A Rationale for Koioslisp
As I worked on Koioslisp, I was asked the same question numerous times: why? At first, this question surprised me: lispers create new dialects rather often, and indeed it is a rite-of-passage for new converts to write a simple lisp interpreter. But such languages are usually examples to demonstrate the ease of implementing lisp within itself, and as such Koioslisp cannot be one of their fold. Neither is it a proof-of-concept as are so many research lisps: while Koioslisp acknowledges their pioneering place as playgrounds of new ideas, Koioslisp is not the successor to Scheme or Kernel—and it does not pretend to be. Indeed, its model is the big fish in the small pond: Common Lisp, and as Koioslisp aims to replace it in such a position, it requires justification. Though Common Lisp is the industrial lisp par excellence, being, at least in my own mind, superior to almost every other language, it represents the swan song of Symbolics, and as such, it has begun to show some signs of staleness, being thus in need of revitalization. This is the task Koioslisp is to accomplish. An objection is raised—what about the new industrial lisps, like Racket, Clojure, or Qi/Shen? Why not use them instead of creating yet another language? The answer is that although they are important in their innovations, they have made decisions I regard as unfortunate: Qi/Shen and Clojure have added too much syntax to respectably call themselves lisps, and Racket, being a descendant of Scheme rather than Common Lisp, is primarily a lisp for programming language theory: it’s usefulness as a powerful tool is a great benefit, but it is secondary; the same indeed can be said for Qi/Shen, which also suffers the downside of having no Free Software definition.
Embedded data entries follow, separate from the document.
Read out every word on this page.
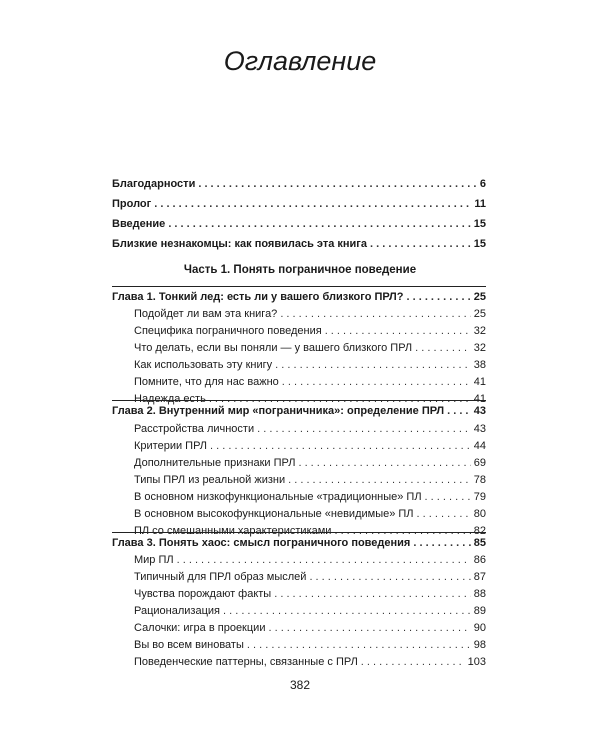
Оглавление
Благодарности . . .	6
Пролог . . .	11
Введение . . .	15
Близкие незнакомцы: как появилась эта книга . . .	15
Часть 1. Понять пограничное поведение
Глава 1. Тонкий лед: есть ли у вашего близкого ПРЛ? . . .	25
Подойдет ли вам эта книга? . . .	25
Специфика пограничного поведения . . .	32
Что делать, если вы поняли — у вашего близкого ПРЛ . . .	32
Как использовать эту книгу . . .	38
Помните, что для нас важно . . .	41
Надежда есть . . .	41
Глава 2. Внутренний мир «пограничника»: определение ПРЛ . . .	43
Расстройства личности . . .	43
Критерии ПРЛ . . .	44
Дополнительные признаки ПРЛ . . .	69
Типы ПРЛ из реальной жизни . . .	78
В основном низкофункциональные «традиционные» ПЛ . . .	79
В основном высокофункциональные «невидимые» ПЛ . . .	80
ПЛ со смешанными характеристиками . . .	82
Глава 3. Понять хаос: смысл пограничного поведения . . .	85
Мир ПЛ . . .	86
Типичный для ПРЛ образ мыслей . . .	87
Чувства порождают факты . . .	88
Рационализация . . .	89
Салочки: игра в проекции . . .	90
Вы во всем виноваты . . .	98
Поведенческие паттерны, связанные с ПРЛ . . .	103
382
Clojure also has several disadvantages: the reference implementation relying on Java stack traces being an example—a more serious problem being the contradiction that its first major selling point was its use of the JVM (thus allowing, at least in theory, easy use of Java libraries), but now there are implementations on different platforms which are often incompatible with Java libraries, and thus many Clojure libraries. Thus, there are no alternatives I find acceptable, and so I have decided to provide one.
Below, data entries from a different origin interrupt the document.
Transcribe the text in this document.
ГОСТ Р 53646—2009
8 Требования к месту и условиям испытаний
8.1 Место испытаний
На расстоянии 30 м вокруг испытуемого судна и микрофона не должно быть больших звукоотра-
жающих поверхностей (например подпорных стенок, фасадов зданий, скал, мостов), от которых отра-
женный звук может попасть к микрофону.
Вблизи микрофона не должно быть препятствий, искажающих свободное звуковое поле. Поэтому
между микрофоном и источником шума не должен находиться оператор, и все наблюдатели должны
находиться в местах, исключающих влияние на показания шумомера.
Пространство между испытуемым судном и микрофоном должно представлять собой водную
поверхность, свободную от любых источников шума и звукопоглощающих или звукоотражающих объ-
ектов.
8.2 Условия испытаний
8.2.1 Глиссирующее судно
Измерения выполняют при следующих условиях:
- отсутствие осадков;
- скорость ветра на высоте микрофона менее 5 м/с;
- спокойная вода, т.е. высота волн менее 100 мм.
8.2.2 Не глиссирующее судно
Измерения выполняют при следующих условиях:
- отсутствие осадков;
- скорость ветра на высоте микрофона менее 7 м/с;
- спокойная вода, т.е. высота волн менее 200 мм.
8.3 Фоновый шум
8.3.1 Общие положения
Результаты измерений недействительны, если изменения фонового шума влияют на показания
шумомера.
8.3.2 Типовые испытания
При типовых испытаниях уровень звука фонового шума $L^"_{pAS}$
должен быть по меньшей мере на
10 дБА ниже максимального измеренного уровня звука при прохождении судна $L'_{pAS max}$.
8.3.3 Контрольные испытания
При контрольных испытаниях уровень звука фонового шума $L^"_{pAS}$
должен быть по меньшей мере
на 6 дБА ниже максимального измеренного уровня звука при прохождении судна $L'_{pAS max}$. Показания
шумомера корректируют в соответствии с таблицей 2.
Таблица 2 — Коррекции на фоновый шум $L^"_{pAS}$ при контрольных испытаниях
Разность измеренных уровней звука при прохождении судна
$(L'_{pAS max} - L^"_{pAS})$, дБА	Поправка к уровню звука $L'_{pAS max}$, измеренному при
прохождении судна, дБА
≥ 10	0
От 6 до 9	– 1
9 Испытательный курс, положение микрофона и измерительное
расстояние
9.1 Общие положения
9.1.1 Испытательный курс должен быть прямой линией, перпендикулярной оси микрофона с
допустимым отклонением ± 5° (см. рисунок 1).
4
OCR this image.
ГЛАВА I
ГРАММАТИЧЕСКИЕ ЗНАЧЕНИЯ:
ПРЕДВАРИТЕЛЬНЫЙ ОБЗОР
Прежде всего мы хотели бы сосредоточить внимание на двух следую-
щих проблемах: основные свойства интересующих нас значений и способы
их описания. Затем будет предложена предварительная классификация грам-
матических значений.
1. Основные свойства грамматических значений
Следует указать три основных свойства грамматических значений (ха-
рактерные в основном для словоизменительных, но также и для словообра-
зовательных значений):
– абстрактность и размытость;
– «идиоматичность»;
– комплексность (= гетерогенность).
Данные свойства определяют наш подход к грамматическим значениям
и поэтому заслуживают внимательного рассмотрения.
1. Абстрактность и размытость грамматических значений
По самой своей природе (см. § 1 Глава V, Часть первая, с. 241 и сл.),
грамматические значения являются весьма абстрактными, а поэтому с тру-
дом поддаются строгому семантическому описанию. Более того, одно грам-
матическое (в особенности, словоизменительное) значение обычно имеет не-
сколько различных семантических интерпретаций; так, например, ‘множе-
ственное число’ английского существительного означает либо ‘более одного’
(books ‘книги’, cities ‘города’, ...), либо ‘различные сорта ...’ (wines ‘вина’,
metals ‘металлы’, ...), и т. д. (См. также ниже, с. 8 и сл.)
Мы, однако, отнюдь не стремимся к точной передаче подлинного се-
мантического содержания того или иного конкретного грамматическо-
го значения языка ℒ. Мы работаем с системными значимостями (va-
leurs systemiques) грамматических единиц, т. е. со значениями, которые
Now that we have outlined the context that produced Koioslisp, we must find how it manages to resolve these problems. The first priority, of course, is filling in the crucial areas that Common Lisp missed and cleaning the parts where it got messy: standardized sockets, concurrency, and better integration with CLOS; better file, readtable, user interface, time, and package support; case-sensitivity. Upon this, new constructs from other Lisp dialects (and sometimes from other languages entirely) are added in a tasteful manner: abstract data types, monads, logic programming support, list comprehension, a saner looping mechanism, lazy evaluation with explicit annotation, hygienic macros, and several new sequence types.